Aux États-Unis, les élections présidentielles sont en partie déterminées par les « swing states », des États dont le vote peut basculer entre les partis d’une élection à l’autre. Alors que le Wisconsin est souvent au cœur des débats politiques, il se distingue surtout par son recours intensif au « gerrymandering » – le découpage électoral visant à favoriser un parti. Dans cet État, l’utilisation de cette technique soulève des questions sur l’équité et la représentation démocratique.
À première vue, le Wisconsin se situe géographiquement entre le lac Supérieur au nord et le lac Michigan à l’est, une position qui traduit aussi sa réalité politique oscillante. Ce « swing state » pourrait à nouveau jouer un rôle décisif dans la prochaine élection présidentielle. Pourtant, au-delà des apparences touristiques de cet État, réputé pour sa production de fromage et ses paysages hivernaux, c’est sa géopolitique intérieure, marquée par le découpage électoral, qui façonne le paysage électoral actuel.
Comprendre le gerrymandering
Le terme « gerrymandering » remonte à une stratégie adoptée par Elbridge Gerry, ancien gouverneur du Massachusetts, qui modifiait les limites des circonscriptions en 1811 pour favoriser son parti. Depuis, la pratique consiste à dessiner les frontières électorales pour maximiser le pouvoir de certains groupes. Au Wisconsin, cette méthode a permis aux républicains de contrôler la législature locale depuis 2010, même lorsque le vote populaire penche pour les démocrates. D’après David C.W. Parker, professeur de science politique à l’Université du Wisconsin-Madison, cette technique crée un déséquilibre significatif dans la représentation au sein de l’État.
Les visuels souvent utilisés pour illustrer cette stratégie montrent comment une majorité peut être créée artificiellement par un redécoupage partisan. Par exemple, même une minorité peut obtenir une majorité de sièges par un découpage judicieux, un phénomène critiqué pour son impact sur la démocratie locale. En 2018, bien que les démocrates aient remporté 53 % des voix, ils n’ont obtenu que 36 sièges sur 99 à l’Assemblée du Wisconsin, illustrant la distorsion de la représentation.
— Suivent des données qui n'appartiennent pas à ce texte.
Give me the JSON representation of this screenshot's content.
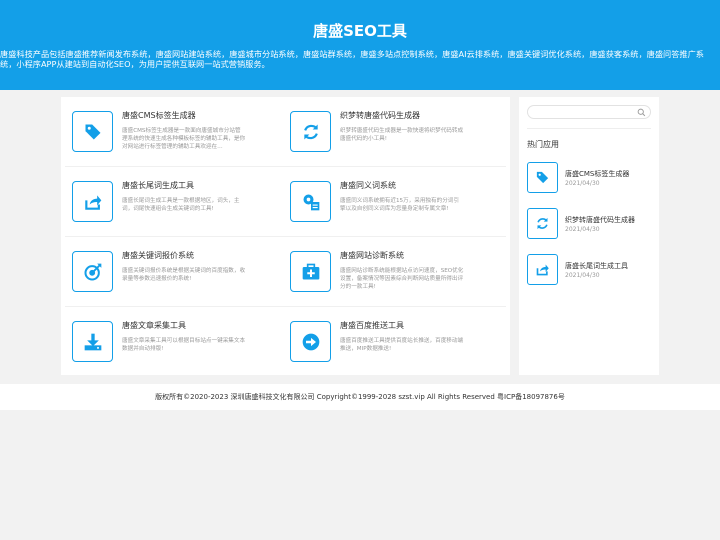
{
  "header": {
    "title": "唐盛SEO工具",
    "description": "唐盛科技产品包括唐盛推荐新闻发布系统，唐盛网站建站系统，唐盛城市分站系统，唐盛站群系统，唐盛多站点控制系统，唐盛AI云排系统，唐盛关键词优化系统，唐盛获客系统，唐盛问答推广系统，小程序APP从建站到自动化SEO，为用户提供互联网一站式营销服务。"
  },
  "tools": [
    {
      "title": "唐盛CMS标签生成器",
      "desc": "唐盛CMS标签生成器是一款面向唐盛城市分站管理系统的快速生成各种模板标签的辅助工具，是你对网站进行标签管理的辅助工具欢迎在…",
      "icon": "tag-icon"
    },
    {
      "title": "织梦转唐盛代码生成器",
      "desc": "织梦转唐盛代码生成器是一款快速将织梦代码转成唐盛代码的小工具!",
      "icon": "refresh-icon"
    },
    {
      "title": "唐盛长尾词生成工具",
      "desc": "唐盛长尾词生成工具是一款根据地区，词头，主词，词尾快速组合生成关键词的工具!",
      "icon": "share-icon"
    },
    {
      "title": "唐盛同义词系统",
      "desc": "唐盛同义词系统拥有近15万，采用独有的分词引擎以及自创同义词库为您量身定制专属文章!",
      "icon": "gear-doc-icon"
    },
    {
      "title": "唐盛关键词报价系统",
      "desc": "唐盛关键词报价系统是根据关键词的百度指数，收录量等参数迅速报价的系统!",
      "icon": "target-icon"
    },
    {
      "title": "唐盛网站诊断系统",
      "desc": "唐盛网站诊断系统能根据站点访问速度，SEO优化设置，备案情况等因素综合判断网站质量所得出评分的一款工具!",
      "icon": "medical-kit-icon"
    },
    {
      "title": "唐盛文章采集工具",
      "desc": "唐盛文章采集工具可以根据目标站点一键采集文本数据并自动排版!",
      "icon": "download-icon"
    },
    {
      "title": "唐盛百度推送工具",
      "desc": "唐盛百度推送工具提供百度站长推送，百度移动端推送，MIP数据推送!",
      "icon": "arrow-circle-icon"
    }
  ],
  "sidebar": {
    "search_placeholder": "",
    "heading": "热门应用",
    "items": [
      {
        "title": "唐盛CMS标签生成器",
        "date": "2021/04/30",
        "icon": "tag-icon"
      },
      {
        "title": "织梦转唐盛代码生成器",
        "date": "2021/04/30",
        "icon": "refresh-icon"
      },
      {
        "title": "唐盛长尾词生成工具",
        "date": "2021/04/30",
        "icon": "share-icon"
      }
    ]
  },
  "footer": {
    "copyright": "版权所有©2020-2023 深圳唐盛科技文化有限公司 Copyright©1999-2028 szst.vip All Rights Reserved 粤ICP备18097876号"
  },
  "colors": {
    "accent": "#139fe8"
  }
}
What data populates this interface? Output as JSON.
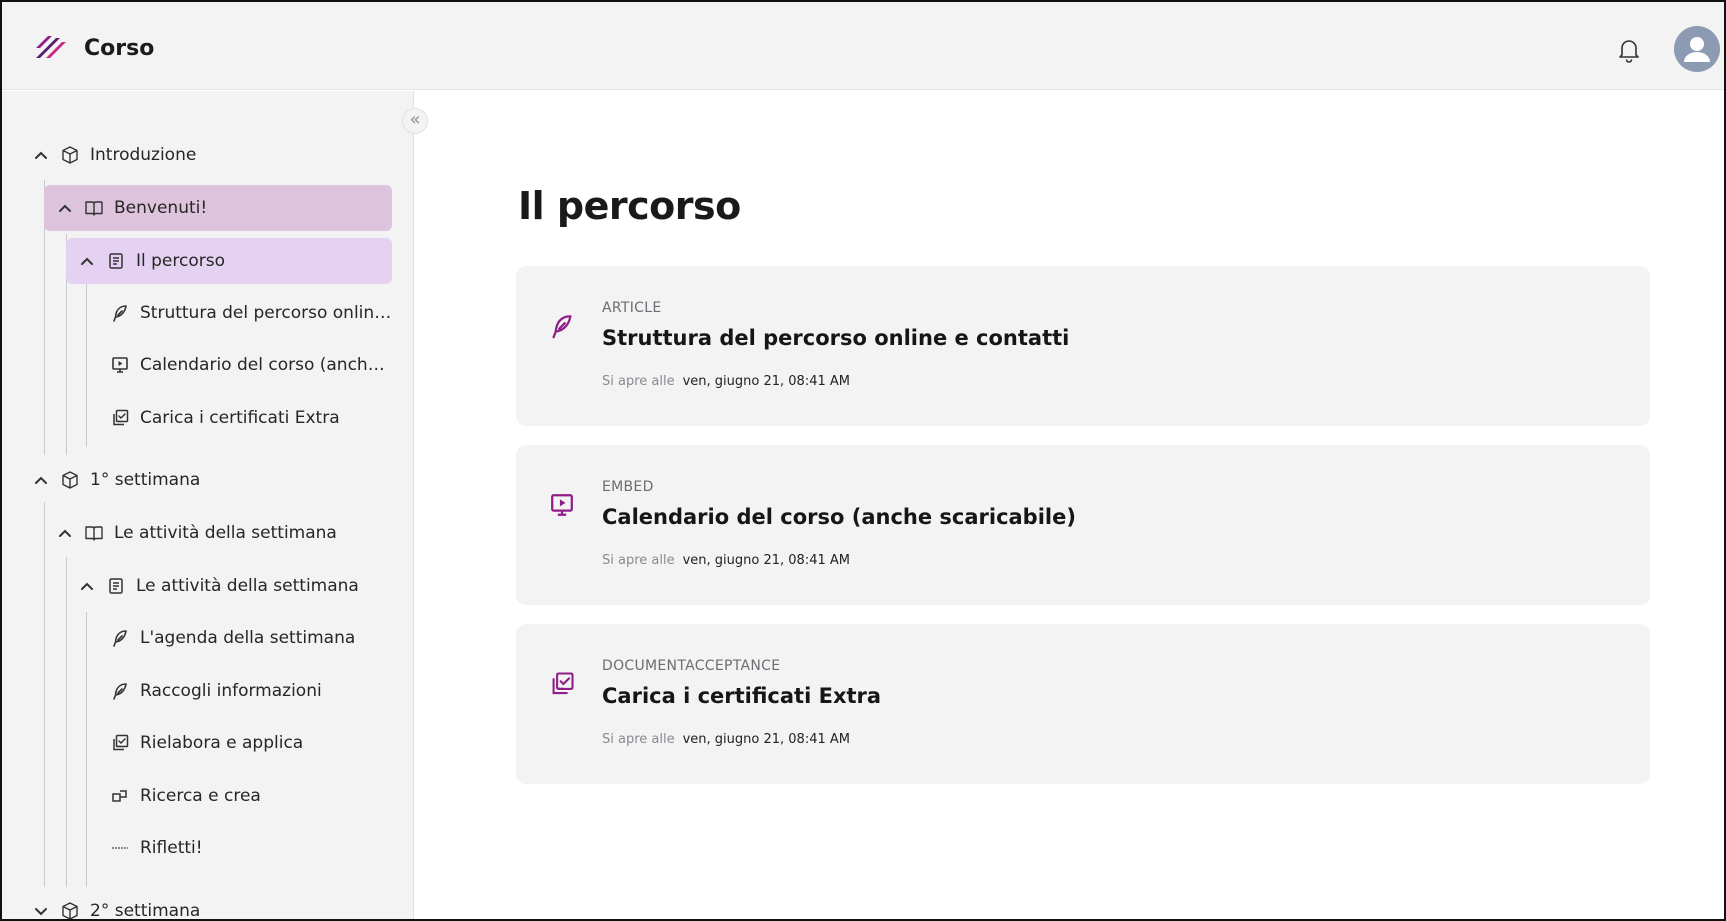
{
  "header": {
    "app_title": "Corso",
    "logo_icon": "zigzag-logo",
    "notification_icon": "bell-icon",
    "avatar_icon": "user-avatar-icon",
    "accent_color": "#8e1f86"
  },
  "sidebar": {
    "collapse_label": "«",
    "items": [
      {
        "label": "Introduzione",
        "icon": "cube-icon",
        "expanded": true
      },
      {
        "label": "Benvenuti!",
        "icon": "book-icon",
        "expanded": true,
        "selected": true
      },
      {
        "label": "Il percorso",
        "icon": "document-icon",
        "expanded": true,
        "selected": true
      },
      {
        "label": "Struttura del percorso online ...",
        "icon": "feather-icon"
      },
      {
        "label": "Calendario del corso (anche s...",
        "icon": "presentation-icon"
      },
      {
        "label": "Carica i certificati Extra",
        "icon": "checked-copy-icon"
      },
      {
        "label": "1° settimana",
        "icon": "cube-icon",
        "expanded": true
      },
      {
        "label": "Le attività della settimana",
        "icon": "book-icon",
        "expanded": true
      },
      {
        "label": "Le attività della settimana",
        "icon": "document-icon",
        "expanded": true
      },
      {
        "label": "L'agenda della settimana",
        "icon": "feather-icon"
      },
      {
        "label": "Raccogli informazioni",
        "icon": "feather-icon"
      },
      {
        "label": "Rielabora e applica",
        "icon": "checked-copy-icon"
      },
      {
        "label": "Ricerca e crea",
        "icon": "blocks-icon"
      },
      {
        "label": "Rifletti!",
        "icon": "divider-icon"
      },
      {
        "label": "2° settimana",
        "icon": "cube-icon",
        "expanded": false
      }
    ]
  },
  "main": {
    "title": "Il percorso",
    "cards": [
      {
        "type": "ARTICLE",
        "title": "Struttura del percorso online e contatti",
        "meta_label": "Si apre alle",
        "meta_value": "ven, giugno 21, 08:41 AM",
        "icon": "feather-icon"
      },
      {
        "type": "EMBED",
        "title": "Calendario del corso (anche scaricabile)",
        "meta_label": "Si apre alle",
        "meta_value": "ven, giugno 21, 08:41 AM",
        "icon": "presentation-icon"
      },
      {
        "type": "DOCUMENTACCEPTANCE",
        "title": "Carica i certificati Extra",
        "meta_label": "Si apre alle",
        "meta_value": "ven, giugno 21, 08:41 AM",
        "icon": "checked-copy-icon"
      }
    ]
  }
}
Les impacts du redécoupage électoral
Sous pression, des modifications ont été apportées récemment pour rééquilibrer les circonscriptions au Wisconsin. Selon des experts, cela devrait améliorer la représentation démocratique au sein de la législature de l’État et réduire l’influence excessive des républicains. Désormais, les circonscriptions semblent mieux réparties, avec 45 districts à tendance démocrate, 46 à tendance républicaine, et quelques autres susceptibles de basculer d’un côté ou de l’autre.
Le cas du Wisconsin illustre une particularité des élections américaines : chaque État peut définir ses propres règles électorales. Depuis un arrêt de la Cour suprême en 2013, le gouvernement fédéral ne contrôle plus la manière dont les États organisent leurs élections, ce qui a ouvert la porte à des lois parfois controversées. Certains États restreignent le vote pour les nouveaux résidents, par exemple, ce qui peut influencer la participation de certains groupes, comme les étudiants.
Un processus électoral complexe et inégalitaire
Les Américains votent dans chaque État pour des grands électeurs, dont le rôle est de représenter le choix de l’État. Cela signifie que le poids d’un vote varie selon l’État de résidence. En 2016, cette structure a permis à Donald Trump de remporter l’élection malgré une défaite en nombre de voix face à Hillary Clinton. Si plusieurs citoyens aimeraient supprimer ce système, il reste en place pour préserver la voix des petits États au sein de la fédération, comme le souligne Jean-Eric Branaa, spécialiste des relations internationales.
Pour certains observateurs, comme David C.W. Parker, le danger majeur ne réside pas dans le système de vote mais plutôt dans les attaques répétées contre l’intégrité électorale. L’allégation de fraude électorale, souvent infondée, est une arme rhétorique qui mine la confiance dans les processus démocratiques. La polarisation croissante dans le pays augmente les tensions autour de cette question, d’autant plus que des personnalités influentes n’hésitent pas à parler de « guerre civile ».
Lors de l’élection de 2020, les accusations de fraude électorale de Donald Trump ont secoué le pays, provoquant l’assaut du Capitole. Aujourd’hui, les craintes demeurent, et il est probable que de telles accusations puissent réapparaître en cas de défaite. Ce climat tendu souligne les défis auxquels le système électoral américain est confronté, particulièrement dans les États aux divisions politiques marquées comme le Wisconsin.
Alors que l’élection présidentielle de 2024 approche, le Wisconsin reste un symbole des débats sur la représentativité et l’équité dans la politique américaine. L’issue de cette élection pourrait bien illustrer la persistance des défis liés au découpage électoral, dans une nation où la question de la représentation démocratique n’a jamais été aussi discutée.